# What's the best way to install KDE3?



## aurora (Feb 27, 2013)

Hello

I'm trying to install a decent Desktop Environment on my FreeBSD 9 PPC Mac mini and I tried installing KDE3 from ports but after many hours of configuring and making it failed. 

What's the best way to install KDE3 or similar DE? Thanks.


----------



## SirDice (Feb 27, 2013)

aurora72 said:
			
		

> What's the best way to install KDE3 or similar DE? Thanks.

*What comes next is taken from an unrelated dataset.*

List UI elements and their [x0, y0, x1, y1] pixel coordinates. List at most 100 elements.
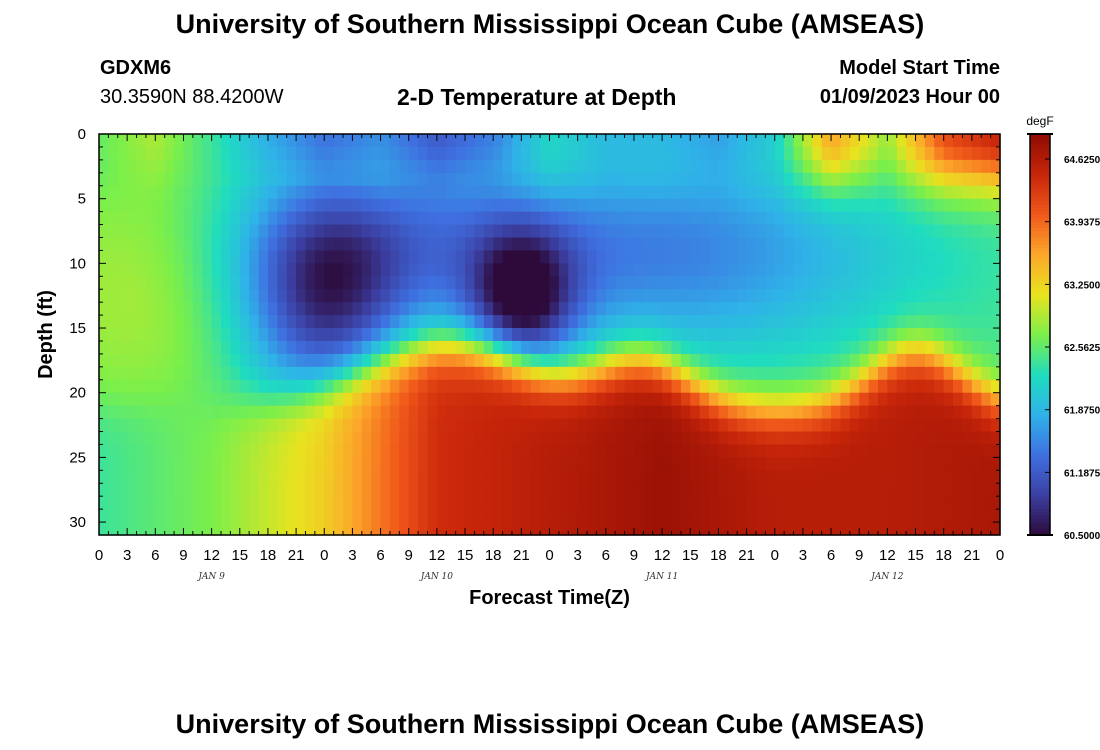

You're already doing it. If you're running into problems post the exact error so we can help figuring out what goes wrong.


----------



## aurora (Feb 27, 2013)

Hello

After the error I've lost the screen where the error message was displayed (I couldn't scroll up)
I've looked up configure files in /usr/ports/x11/kde3 to see the error message again but I couldn't find it, where can I find it?


----------



## SirDice (Feb 27, 2013)

If you have another machine it's usually easier to ssh(1) to the machine you're working on. PuTTY on windows can be set with a large scroll buffer. Should be easier to copy and paste from there.

For Mac OS-X I can recommend getting iTerm2. But you can also use the commandline ssh(1) from a Terminal.app.


----------



## sossego (Feb 27, 2013)

Aurora72, I have a few packages already available if you want a desktop environment to use while installing KDE. http://code.google.com/p/freebsd-powerpc-9-0-current-updated-packages/downloads


----------